Il eût été préférable d'étaler au mieux la dépense dans le temps d'autant que les OPCA peuvent, dans une certaine mesure, y participer.
En raison de l'option prise par le législateur en 2009 (pour ce qui concerne la portabilité), ce sera beaucoup plus difficile, comme il vient d'être dit. Et on se trouve dans la pire condition qui soit...(le législateur n'ayant en particulier pas remis en cause la règle du cumul plafonné).
S'agissant du plan de formation, il n'est effectivement pas "obligatoire" en tant que tel et le code du travail n'en donne aucune définition à proprement parler même si quelques dispositions permettent d'en dégager certaines caractéristiques (l'initiative en particulier).

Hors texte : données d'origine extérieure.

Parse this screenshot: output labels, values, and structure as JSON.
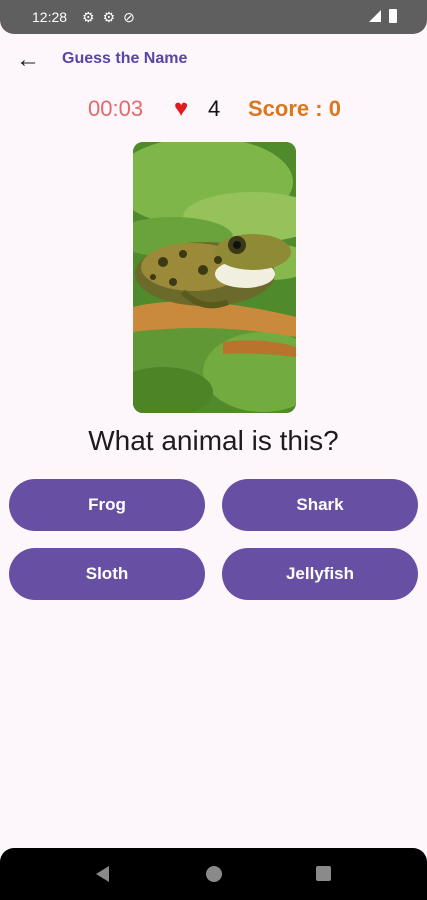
{
  "status_bar": {
    "time": "12:28",
    "icons": [
      "gear-icon",
      "gear-icon",
      "no-data-icon"
    ],
    "right_icons": [
      "signal-icon",
      "battery-icon"
    ]
  },
  "app_bar": {
    "back_icon": "arrow-back-icon",
    "title": "Guess the Name"
  },
  "stats": {
    "timer": "00:03",
    "lives": "4",
    "score": "Score : 0"
  },
  "image": {
    "subject": "frog on lily pads"
  },
  "question": "What animal is this?",
  "answers": [
    "Frog",
    "Shark",
    "Sloth",
    "Jellyfish"
  ],
  "colors": {
    "primary": "#6750a4",
    "title": "#5846a6",
    "timer": "#e26a6a",
    "heart": "#e11b22",
    "score": "#d9781e",
    "background": "#fdf6fb"
  }
}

Mais c'est essentiellement un réceptacle, un dispositif soumis à un régime juridique particulier. Ce qui "obligatoire", bien que la formule suggère un degré d'exigence indéterminé (et donc potentiellement dangereuse pour l'employeur") c'est d'adapter les salariés à leur poste de travail et de veiller à leur capacité à occuper un emploi ; ce sont des obligations certes générales qui ne passent pas nécessairement par de la formation mais la plupart du temps, cela ne passe que par de la formation.
Ces "obligations", dégagées à l'origine par la jurisprudence, sont maintenant intégrées dans le code du travail et elles demeurent DIF ou pas..Et si on pourrait considérer que l'octroi du DIF contribue à la seconde de ces obligations (veiller à ), il n'en est probablement pas de même vis-à-vis de la première (l'adaptation) ; il en est de même pour toutes les formations "obligatoires".